Finite Fields and ring homomorphisms HELP

[cheeee]

Homework Statement

Assuming the mapping Z --> F defined by n --> n * 1F = 1F + ... + 1F (n times) is a ring homomorphism, show that its kernel is of the form pZ, for some prime number p. Therefore infer that F contains a copy of the finite field Z/pZ.

Also prove now that F is a finite dim vector space over Z/pZ; if this dim. is denoted d, then show that F has exactly p^d elements.

I know that the kernel of a ring homomorphism is defined as ker(f) = {a in Z : f(a) = 0}
but I am still having trouble exactly where to go from this...it appears that the only element of Z s.t. f(a) = 0, is 0 which would map to 0 * 1F = 0. But how is this of the form pZ, for some prime p??

Any help or push in the right direction would be great...thanks.

 

[ystael]

If $$R$$ and $$S$$ are rings, the kernel of a ring homomorphism $$\phi: R \to S$$ is an ideal of $$R$$. What are the ideals of $$\mathbb{Z}$$?
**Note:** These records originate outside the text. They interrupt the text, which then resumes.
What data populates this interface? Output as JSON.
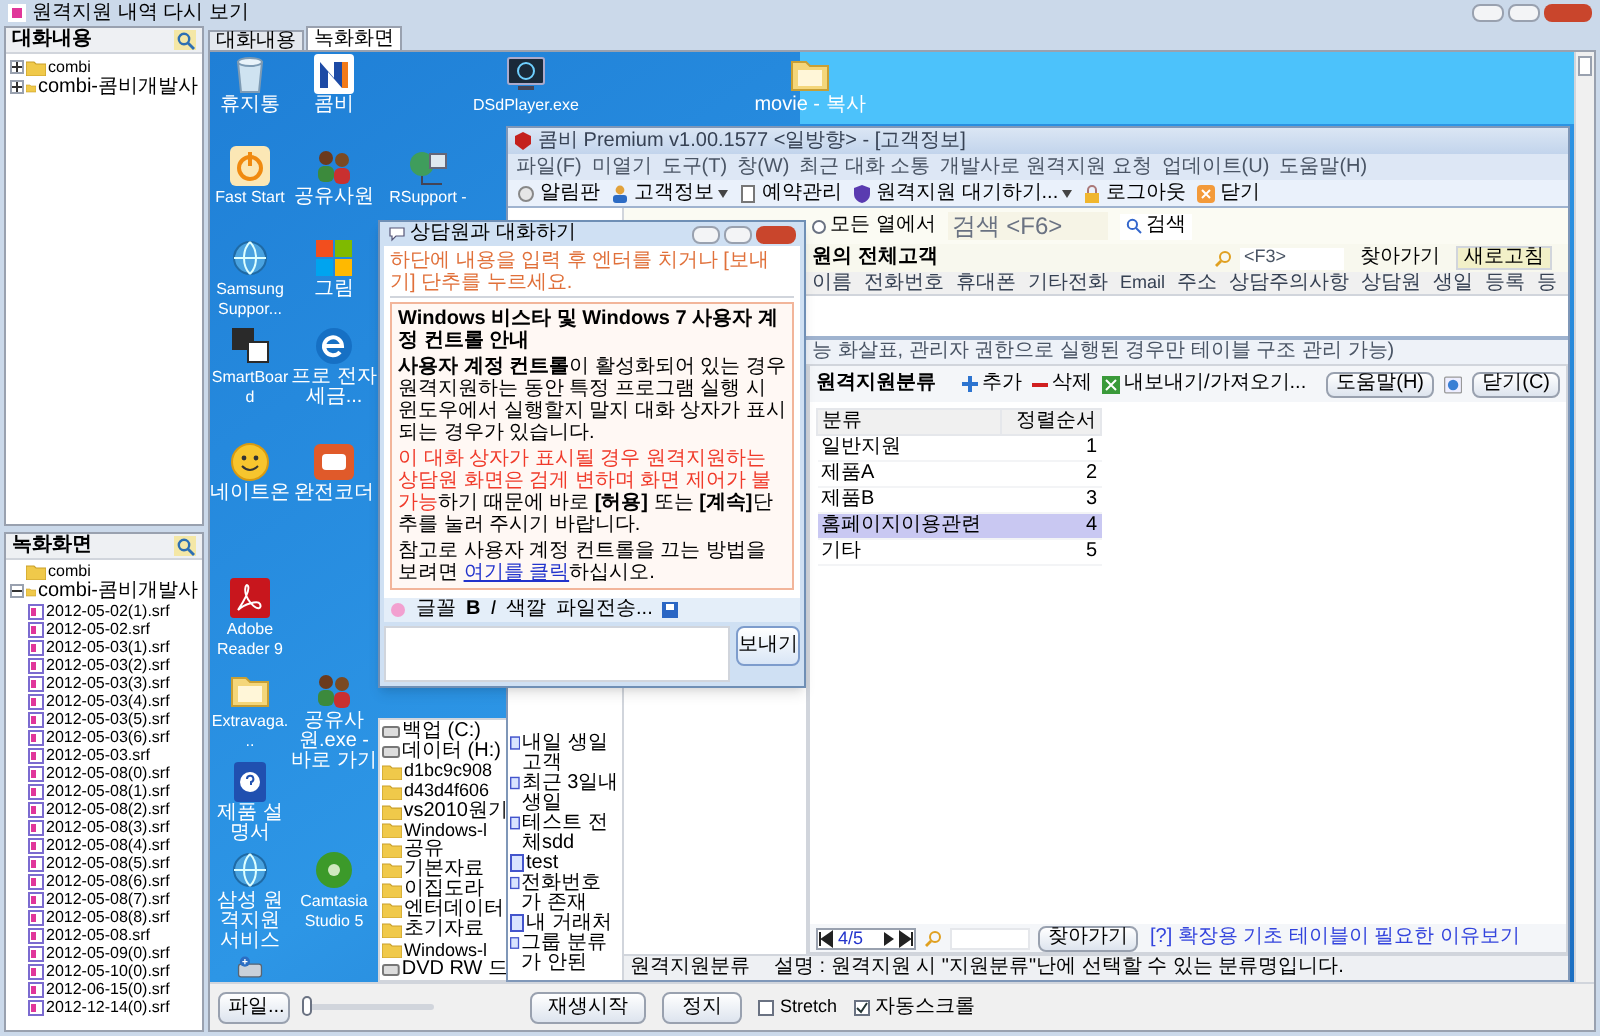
{
  "window": {
    "title": "원격지원 내역 다시 보기"
  },
  "sidebar": {
    "chat_panel": {
      "title": "대화내용",
      "tree": [
        {
          "label": "combi",
          "expanded": false
        },
        {
          "label": "combi-콤비개발사",
          "expanded": false
        }
      ]
    },
    "recording_panel": {
      "title": "녹화화면",
      "tree": [
        {
          "label": "combi"
        },
        {
          "label": "combi-콤비개발사",
          "expanded": true,
          "children": [
            {
              "label": "2012-05-02(1).srf"
            },
            {
              "label": "2012-05-02.srf"
            },
            {
              "label": "2012-05-03(1).srf"
            },
            {
              "label": "2012-05-03(2).srf"
            },
            {
              "label": "2012-05-03(3).srf"
            },
            {
              "label": "2012-05-03(4).srf"
            },
            {
              "label": "2012-05-03(5).srf"
            },
            {
              "label": "2012-05-03(6).srf"
            },
            {
              "label": "2012-05-03.srf"
            },
            {
              "label": "2012-05-08(0).srf"
            },
            {
              "label": "2012-05-08(1).srf"
            },
            {
              "label": "2012-05-08(2).srf"
            },
            {
              "label": "2012-05-08(3).srf"
            },
            {
              "label": "2012-05-08(4).srf"
            },
            {
              "label": "2012-05-08(5).srf"
            },
            {
              "label": "2012-05-08(6).srf"
            },
            {
              "label": "2012-05-08(7).srf"
            },
            {
              "label": "2012-05-08(8).srf"
            },
            {
              "label": "2012-05-08.srf"
            },
            {
              "label": "2012-05-09(0).srf"
            },
            {
              "label": "2012-05-10(0).srf"
            },
            {
              "label": "2012-06-15(0).srf"
            },
            {
              "label": "2012-12-14(0).srf"
            }
          ]
        }
      ]
    }
  },
  "tabs": [
    {
      "label": "대화내용",
      "selected": false
    },
    {
      "label": "녹화화면",
      "selected": true
    }
  ],
  "desktop": {
    "icons": [
      {
        "label": "휴지통",
        "kind": "trash"
      },
      {
        "label": "콤비",
        "kind": "logo"
      },
      {
        "label": "DSdPlayer.exe",
        "kind": "monitor"
      },
      {
        "label": "movie - 복사",
        "kind": "folder"
      },
      {
        "label": "Fast Start",
        "kind": "power"
      },
      {
        "label": "공유사원",
        "kind": "people"
      },
      {
        "label": "RSupport -",
        "kind": "network"
      },
      {
        "label": "Samsung Suppor...",
        "kind": "globe"
      },
      {
        "label": "그림",
        "kind": "tiles"
      },
      {
        "label": "SmartBoard",
        "kind": "board"
      },
      {
        "label": "프로 전자세금...",
        "kind": "browser"
      },
      {
        "label": "네이트온",
        "kind": "chat"
      },
      {
        "label": "완전코더",
        "kind": "app"
      },
      {
        "label": "Adobe Reader 9",
        "kind": "pdf"
      },
      {
        "label": "Extravaga...",
        "kind": "folder"
      },
      {
        "label": "공유사원.exe - 바로 가기",
        "kind": "people"
      },
      {
        "label": "제품 설명서",
        "kind": "help"
      },
      {
        "label": "삼성 원격지원 서비스",
        "kind": "globe"
      },
      {
        "label": "Camtasia Studio 5",
        "kind": "disc"
      },
      {
        "kind": "drive"
      }
    ]
  },
  "explorer": {
    "items": [
      {
        "label": "백업 (C:)",
        "kind": "drive"
      },
      {
        "label": "데이터 (H:)",
        "kind": "drive"
      },
      {
        "label": "d1bc9c908",
        "kind": "folder"
      },
      {
        "label": "d43d4f606",
        "kind": "folder"
      },
      {
        "label": "vs2010원기",
        "kind": "folder"
      },
      {
        "label": "Windows-l",
        "kind": "folder"
      },
      {
        "label": "공유",
        "kind": "folder"
      },
      {
        "label": "기본자료",
        "kind": "folder"
      },
      {
        "label": "이집도라",
        "kind": "folder"
      },
      {
        "label": "엔터데이터",
        "kind": "folder"
      },
      {
        "label": "초기자료",
        "kind": "folder"
      },
      {
        "label": "Windows-l",
        "kind": "folder"
      },
      {
        "label": "DVD RW 드",
        "kind": "drive"
      }
    ]
  },
  "app_window": {
    "title": "콤비 Premium v1.00.1577 <일방향> - [고객정보]",
    "menu": [
      "파일(F)",
      "미열기",
      "도구(T)",
      "창(W)",
      "최근 대화 소통",
      "개발사로 원격지원 요청",
      "업데이트(U)",
      "도움말(H)"
    ],
    "toolbar": [
      {
        "label": "알림판",
        "kind": "bell",
        "dropdown": false
      },
      {
        "label": "고객정보",
        "kind": "person",
        "dropdown": true
      },
      {
        "label": "예약관리",
        "kind": "note",
        "dropdown": false
      },
      {
        "label": "원격지원 대기하기...",
        "kind": "shield",
        "dropdown": true
      },
      {
        "label": "로그아웃",
        "kind": "lock",
        "dropdown": false
      },
      {
        "label": "닫기",
        "kind": "close",
        "dropdown": false
      }
    ],
    "search": {
      "scope": "모든 열에서",
      "placeholder": "검색 <F6>",
      "button": "검색"
    },
    "list_title": "원의 전체고객",
    "find": {
      "placeholder": "<F3>",
      "button": "찾아가기",
      "refresh": "새로고침"
    },
    "columns": [
      "이름",
      "전화번호",
      "휴대폰",
      "기타전화",
      "Email",
      "주소",
      "상담주의사항",
      "상담원",
      "생일",
      "등록",
      "등"
    ],
    "groups": [
      "내일 생일 고객",
      "최근 3일내 생일",
      "테스트 전체sdd",
      "test",
      "전화번호가 존재",
      "내 거래처",
      "그룹 분류가 안된"
    ],
    "panel_hint": "능 화살표, 관리자 권한으로 실행된 경우만 테이블 구조 관리 가능)",
    "category_panel": {
      "title": "원격지원분류",
      "add": "추가",
      "delete": "삭제",
      "export": "내보내기/가져오기...",
      "help": "도움말(H)",
      "close": "닫기(C)",
      "columns": [
        "분류",
        "정렬순서"
      ],
      "rows": [
        {
          "name": "일반지원",
          "order": "1",
          "selected": false
        },
        {
          "name": "제품A",
          "order": "2",
          "selected": false
        },
        {
          "name": "제품B",
          "order": "3",
          "selected": false
        },
        {
          "name": "홈페이지이용관련",
          "order": "4",
          "selected": true
        },
        {
          "name": "기타",
          "order": "5",
          "selected": false
        }
      ],
      "pager": "4/5",
      "find_button": "찾아가기",
      "help_link": "[?] 확장용 기초 테이블이 필요한 이유보기"
    },
    "status": [
      "원격지원분류",
      "설명 : 원격지원 시 \"지원분류\"난에 선택할 수 있는 분류명입니다."
    ]
  },
  "chat_dialog": {
    "title": "상담원과 대화하기",
    "instruction": "하단에 내용을 입력 후 엔터를 치거나 [보내기] 단추를 누르세요.",
    "notice_title": "Windows 비스타 및 Windows 7 사용자 계정 컨트롤 안내",
    "paragraphs": [
      {
        "kind": "plain",
        "text": "**사용자 계정 컨트롤**이 활성화되어 있는 경우 원격지원하는 동안 특정 프로그램 실행 시 윈도우에서 실행할지 말지 대화 상자가 표시되는 경우가 있습니다."
      },
      {
        "kind": "warning",
        "red_text": "이 대화 상자가 표시될 경우 원격지원하는 상담원 화면은 검게 변하며 화면 제어가 불가능",
        "text": "하기 때문에 바로 **[허용]** 또는 **[계속]**단추를 눌러 주시기 바랍니다."
      },
      {
        "kind": "link",
        "before": "참고로 사용자 계정 컨트롤을 끄는 방법을 보려면 ",
        "link": "여기를 클릭",
        "after": "하십시오."
      }
    ],
    "format_toolbar": [
      "글꼴",
      "B",
      "I",
      "색깔",
      "파일전송..."
    ],
    "send": "보내기"
  },
  "controls": {
    "file": "파일...",
    "level": 0,
    "play": "재생시작",
    "stop": "정지",
    "checkboxes": [
      {
        "label": "Stretch",
        "checked": false
      },
      {
        "label": "자동스크롤",
        "checked": true
      }
    ]
  }
}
Of those ideals, only some of them can be the kernel of a homomorphism $$\mu: \mathbb{Z} \to F$$ given by $$\mu(n) = n \cdot 1_F$$. The others are incompatible with one of your hypotheses.

 

[cheeee]

Okay I get that the all of the ideals of Z are of the form mZ for some integer m, but I am still not sure how n*1F implies that the kernel must be a prime ideal of Z?

 

[ystael]

The important thing here is that $$F$$ is a field (or at least an integral domain). If the kernel of $$\mu$$ is $$(m) = m\mathbb{Z}$$, and $$m = rs$$ is composite, think about the equation $$\mu(m) = \mu(r)\mu(s)$$.